The Sacramento U.S. Attorneys office did not return calls seeking comment on the case. But Tehama County assistant district attorney Jonathan Skillman argues that Davidson and Blake were growing too much medical marijuana for their personal use. Skillman said prosecutors came to this conclusion after a raid on Davidson and Blake's homes allegedly netted 1,803 plants and over 60 pounds of "processed marijuana."

"He had plans to supply the entire West Coast," Stillman claimed. "It is not in the realm of peronal use."

But Davidson says prosecutors inflated the number of plants seized, which he says is reflected in the charges. He and Blake have been charged with manufacturing more than 100 marijuana plants and conspiracy to cultivate more than 1,000 marijuana plants.
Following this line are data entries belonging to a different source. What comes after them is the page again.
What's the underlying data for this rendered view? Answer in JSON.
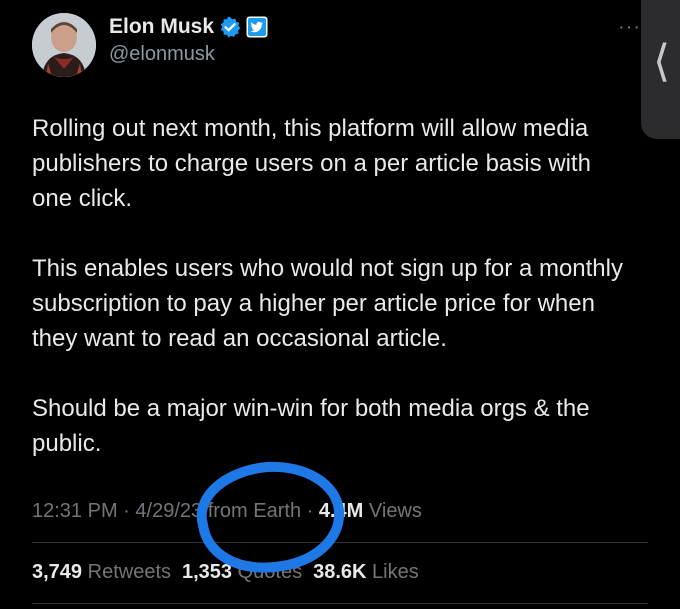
{
  "author": {
    "display_name": "Elon Musk",
    "handle": "@elonmusk",
    "verified_badge_icon": "verified-check-icon",
    "affiliate_badge_icon": "twitter-bird-icon"
  },
  "header": {
    "more_icon": "more-dots-icon"
  },
  "side_panel": {
    "chevron_icon": "chevron-left-icon"
  },
  "tweet": {
    "paragraphs": [
      "Rolling out next month, this platform will allow media publishers to charge users on a per article basis with one click.",
      "This enables users who would not sign up for a monthly subscription to pay a higher per article price for when they want to read an occasional article.",
      "Should be a major win-win for both media orgs & the public."
    ]
  },
  "meta": {
    "time": "12:31 PM",
    "separator": "·",
    "date": "4/29/23",
    "source": "from Earth",
    "views_count": "4.4M",
    "views_label": "Views"
  },
  "stats": {
    "retweets_count": "3,749",
    "retweets_label": "Retweets",
    "quotes_count": "1,353",
    "quotes_label": "Quotes",
    "likes_count": "38.6K",
    "likes_label": "Likes"
  },
  "colors": {
    "background": "#000000",
    "primary_text": "#e7e9ea",
    "secondary_text": "#71767b",
    "verified_blue": "#1d9bf0",
    "annotation_circle": "#1e78e6"
  }
}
The first charge carries a five- to 40-year prison sentence. The second is punishable by a mandatory minimum sentence of 10 years and a maximum of life in prison.

Davidson said Cynthia Blake was growing 33 plants when the Tehama County sheriff's deputies raided her home in July. Skillman acknowledges that the county has no official plant limit for medical marijuana patients. But prosecutors used this information to secure a warrant to raid Davidson's house in Oakland, where he said he grew about 400 plants, mostly single leaf cuttings. Oakland patients are permitted by local ordinance to grow 72 mature plants and 32 square feet of marijuana garden canopy.

In last year's highly publicized federal case of Oakland medical marijuana grower Ed Rosenthal, jurors declined to include cuttings in the count of mature plants. As with that case, Davidson and Blake will likely be barred from arguing that their marijuana was for medical purposes since federal law does not recognized Prop. 215.

'A Spiteful Investigation'

Davidson contends that his lawyers were winning his case in state court, which prompted Strom to turn it over to the federal prosecutors.

Skillman denies this charge and says there was nothing improper about how Davidson and Blake were arrested. Davidson disagrees.

"Our attorneys were lured into the judge's chambers and as soon as the doors were closed, the deputies took us in a car as fast as they could all the way to Sacramento where we spent four hours chained in the county jail and held 24 hours before we could speak to counsel," Davidson said. "Now I'm facing 10 to 15 years in prison and I'm 53 years old. It's unbelievable."

Steph Sherer, executive director of the national medical marijuana coalition, Americans for Safe Access, disputed the allegation that Davidson and Blake possessed 60 pounds of processed marijuana. Sherer says discovery in the case indicates that prosecutors weighed sticks, stems, leaf cuttings and even root balls to arrive at the 60-pound figure -- a tactic employed by some investigators to inflate the weight of seized marijuana.